I am not shy when it comes to talking about much of anything, especially my anxieties, so it may come as no surprise that I feel inclined to blog about the FOD. The FOD is my overwhelming and all-encompassing fear of death which has plagued me ever-so unfortunately since I became a mother. It sucks. And I have it.
I first figured out I had this fear when Nathan was 8 months old and he and I flew to Reno to visit a friend. I was overcome by fear while flying and have not since felt better about it. In subsequent flights I go through the motions of sweaty palms, nausea, heart palpitations, and uncontrollable fear. Needless to say, I do not look forward to traveling, although I am constantly planning the next vacation. I love to escape my life, hoping that the FOD will subside when I leave my routine (which it usually does, although not before being brought to all time new levels on each hideous airplane adventure).
Meanwhile I have recently noticed that the FOD is creeping back into my day to day life.
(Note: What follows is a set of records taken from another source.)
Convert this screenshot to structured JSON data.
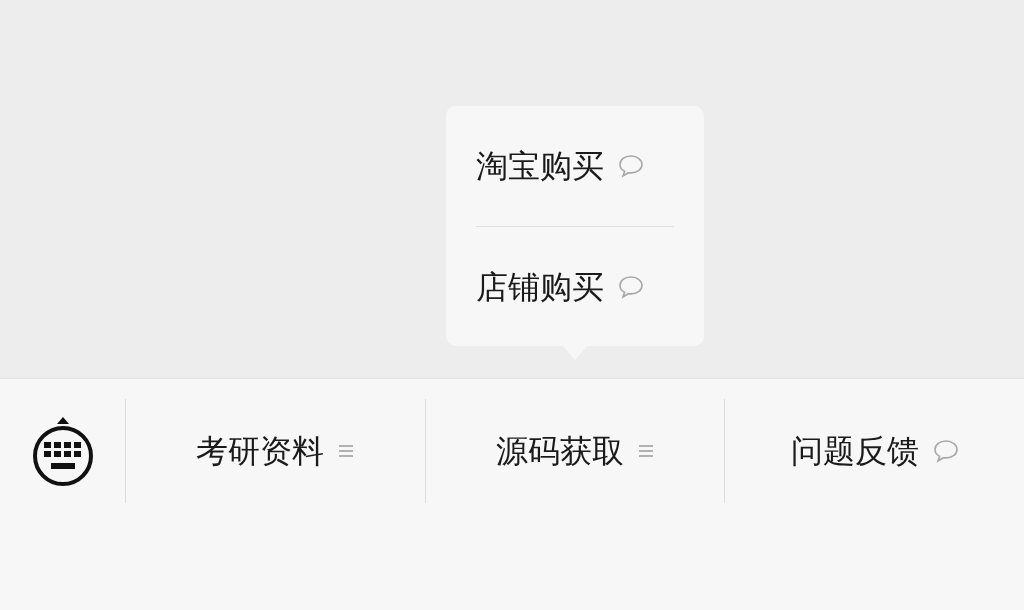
{
  "menu_bar": {
    "items": [
      {
        "label": "考研资料",
        "kind": "submenu"
      },
      {
        "label": "源码获取",
        "kind": "submenu",
        "popup_items": [
          {
            "label": "淘宝购买",
            "kind": "message"
          },
          {
            "label": "店铺购买",
            "kind": "message"
          }
        ]
      },
      {
        "label": "问题反馈",
        "kind": "message"
      }
    ]
  }
}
As I drift off to sleep at night I think "one day closer to death". Sooooo depressing. I gotta get over this, if anyone has any reasonable solutions please feel free to offer sugestions. I can't explain this fear, it is totally and utterly irrational and very annoying.
Both of my parents have at one time or another suffered from the FOD, leading me to believe that it's genetic (rats!), so sorry kids. Or maybe someone mentioned it to me at one point and my imagination just went hog wild. Who knows. All I can say is I look forward to the day when I don't freak out about my own existence and just enjoy living for the right now. Hopefully that day will come soon.